The video display device according to claim 18, wherein the color correction unit corrects a color gamut in accordance with a color gamut of the display device after the color gamut expansion unit expands a color difference signal.
Image data for recording or transmitting a luminance signal and a color difference signal of a color signal,
A data storage unit for storing the color difference signal and the luminance signal output by the output unit according to claim 1;
An image data comprising: a flag that is information indicating whether or not the color difference signal conversion unit according to claim 1 has converted the color difference signal; and a parameter storage unit that stores information indicating the conversion coefficient.
A color signal conversion method for converting a first color signal expressed in a first color gamut,
The first color signal is converted into a second color signal expressed in a second color gamut that is wider than a predetermined color gamut defined by a primary color point of a predetermined standard and has the primary color point of the predetermined standard. A primary color conversion step,
A gamma conversion step of converting the second color signal according to gamma characteristics;
A luminance color difference conversion step of converting the second color signal converted in the gamma conversion step into a luminance signal and a color difference signal;
Among the numerical ranges that can be taken by the color difference signal, a color difference signal outside the numerical range that can be expressed in the second color gamut is a color gamut that is wider than the predetermined color gamut and narrower than the second color gamut. A color difference signal conversion step for converting the color difference signal based on a conversion coefficient so as to have a color difference signal having;
A color signal conversion method comprising: an output step of outputting the color difference signal converted in the color difference signal conversion step and the luminance signal converted in the luminance color difference conversion step as an output signal.

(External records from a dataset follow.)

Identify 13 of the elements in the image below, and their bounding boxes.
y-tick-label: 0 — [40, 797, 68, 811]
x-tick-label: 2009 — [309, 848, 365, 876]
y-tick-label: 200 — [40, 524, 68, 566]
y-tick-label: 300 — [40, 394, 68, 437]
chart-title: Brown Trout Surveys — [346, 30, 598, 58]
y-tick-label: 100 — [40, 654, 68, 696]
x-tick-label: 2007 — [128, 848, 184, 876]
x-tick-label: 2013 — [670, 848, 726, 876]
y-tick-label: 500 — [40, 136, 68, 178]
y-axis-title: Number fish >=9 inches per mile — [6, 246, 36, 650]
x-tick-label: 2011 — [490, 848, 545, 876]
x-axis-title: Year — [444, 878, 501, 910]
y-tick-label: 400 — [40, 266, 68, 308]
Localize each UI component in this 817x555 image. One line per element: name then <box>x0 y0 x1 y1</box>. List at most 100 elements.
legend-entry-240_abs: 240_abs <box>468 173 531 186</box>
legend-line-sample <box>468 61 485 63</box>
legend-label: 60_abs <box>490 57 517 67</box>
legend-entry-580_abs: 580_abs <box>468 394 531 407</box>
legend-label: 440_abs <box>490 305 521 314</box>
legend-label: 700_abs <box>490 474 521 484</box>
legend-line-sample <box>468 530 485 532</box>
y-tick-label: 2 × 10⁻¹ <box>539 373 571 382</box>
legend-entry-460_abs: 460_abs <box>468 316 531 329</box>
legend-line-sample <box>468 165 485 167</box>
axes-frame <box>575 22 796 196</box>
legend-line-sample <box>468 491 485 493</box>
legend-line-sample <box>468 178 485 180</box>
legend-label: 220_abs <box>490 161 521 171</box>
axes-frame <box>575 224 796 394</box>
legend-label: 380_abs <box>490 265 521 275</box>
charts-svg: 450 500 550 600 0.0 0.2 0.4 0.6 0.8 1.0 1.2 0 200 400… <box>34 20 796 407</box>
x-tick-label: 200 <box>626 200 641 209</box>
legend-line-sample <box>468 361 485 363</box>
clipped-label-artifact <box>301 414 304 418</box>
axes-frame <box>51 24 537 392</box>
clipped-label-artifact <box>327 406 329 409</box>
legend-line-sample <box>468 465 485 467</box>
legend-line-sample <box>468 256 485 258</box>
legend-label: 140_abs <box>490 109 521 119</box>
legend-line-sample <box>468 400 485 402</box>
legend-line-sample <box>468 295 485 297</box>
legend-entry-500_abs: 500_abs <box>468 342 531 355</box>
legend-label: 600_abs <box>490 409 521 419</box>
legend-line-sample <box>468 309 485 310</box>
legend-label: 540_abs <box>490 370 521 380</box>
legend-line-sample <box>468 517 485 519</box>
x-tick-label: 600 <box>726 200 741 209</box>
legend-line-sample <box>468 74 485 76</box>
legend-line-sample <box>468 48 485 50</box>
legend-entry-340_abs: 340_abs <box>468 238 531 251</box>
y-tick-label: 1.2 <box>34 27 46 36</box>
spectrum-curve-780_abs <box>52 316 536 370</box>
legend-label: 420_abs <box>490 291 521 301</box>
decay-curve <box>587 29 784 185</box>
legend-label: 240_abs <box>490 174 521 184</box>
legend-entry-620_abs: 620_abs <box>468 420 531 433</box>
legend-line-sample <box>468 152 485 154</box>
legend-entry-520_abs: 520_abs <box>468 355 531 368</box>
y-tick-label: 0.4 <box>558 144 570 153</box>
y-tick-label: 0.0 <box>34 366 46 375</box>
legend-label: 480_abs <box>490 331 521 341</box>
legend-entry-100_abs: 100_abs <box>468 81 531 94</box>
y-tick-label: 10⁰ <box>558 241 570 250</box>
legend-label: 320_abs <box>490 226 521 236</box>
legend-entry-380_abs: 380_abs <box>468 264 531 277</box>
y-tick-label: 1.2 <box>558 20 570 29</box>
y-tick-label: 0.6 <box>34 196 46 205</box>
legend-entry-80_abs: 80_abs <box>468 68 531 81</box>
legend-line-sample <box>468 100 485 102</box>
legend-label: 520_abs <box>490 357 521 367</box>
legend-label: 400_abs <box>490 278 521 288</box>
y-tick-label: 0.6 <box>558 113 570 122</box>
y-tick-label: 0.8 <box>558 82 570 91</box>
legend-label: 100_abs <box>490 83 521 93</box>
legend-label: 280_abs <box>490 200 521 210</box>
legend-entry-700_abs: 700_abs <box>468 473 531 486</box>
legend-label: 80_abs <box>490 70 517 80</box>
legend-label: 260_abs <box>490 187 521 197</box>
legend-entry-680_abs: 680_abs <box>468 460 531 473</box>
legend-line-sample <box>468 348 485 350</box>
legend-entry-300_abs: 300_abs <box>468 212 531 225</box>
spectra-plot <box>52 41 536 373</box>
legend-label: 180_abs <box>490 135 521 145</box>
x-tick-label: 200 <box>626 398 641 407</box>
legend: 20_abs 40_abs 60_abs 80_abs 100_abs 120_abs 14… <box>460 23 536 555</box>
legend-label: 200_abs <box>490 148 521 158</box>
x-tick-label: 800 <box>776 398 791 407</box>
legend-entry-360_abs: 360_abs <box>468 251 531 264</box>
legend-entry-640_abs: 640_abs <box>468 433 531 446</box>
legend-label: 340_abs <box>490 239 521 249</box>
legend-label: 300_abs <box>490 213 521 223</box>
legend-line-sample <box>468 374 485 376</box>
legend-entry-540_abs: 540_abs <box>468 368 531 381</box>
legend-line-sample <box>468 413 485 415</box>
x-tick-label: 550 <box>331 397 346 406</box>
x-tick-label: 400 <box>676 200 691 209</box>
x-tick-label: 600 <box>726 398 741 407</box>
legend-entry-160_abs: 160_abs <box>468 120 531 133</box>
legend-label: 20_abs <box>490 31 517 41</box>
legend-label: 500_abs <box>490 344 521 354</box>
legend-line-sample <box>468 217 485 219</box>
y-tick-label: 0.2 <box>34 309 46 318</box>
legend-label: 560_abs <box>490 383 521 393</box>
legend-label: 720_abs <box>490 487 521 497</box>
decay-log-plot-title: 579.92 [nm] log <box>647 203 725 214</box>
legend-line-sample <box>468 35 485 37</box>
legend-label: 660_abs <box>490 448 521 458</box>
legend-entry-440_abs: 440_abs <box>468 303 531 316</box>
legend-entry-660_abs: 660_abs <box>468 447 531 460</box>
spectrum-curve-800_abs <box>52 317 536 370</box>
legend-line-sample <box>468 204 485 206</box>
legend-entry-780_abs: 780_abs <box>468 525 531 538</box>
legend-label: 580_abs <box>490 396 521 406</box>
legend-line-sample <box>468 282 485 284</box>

An image display method for converting a luminance signal and a color difference signal of a color signal and displaying an image on a display device,
An input step for receiving a luminance signal and a color difference signal;
A color gamut expansion step of expanding a color difference signal having a color gamut wider than the first color gamut and narrower than the second color gamut among the received color difference signals at a predetermined ratio;
A reverse luminance color difference conversion step for converting the expanded color difference signal and the received luminance signal into a color signal;
An inverse gamma conversion step for converting the color signal converted in the inverse luminance color difference conversion step according to an inverse gamma characteristic;
A color signal conversion step of converting the color signal converted in the inverse gamma conversion step into a color signal that can be displayed on the display device;
A display step of displaying an image on the display device based on the color signal converted in the color signal conversion step.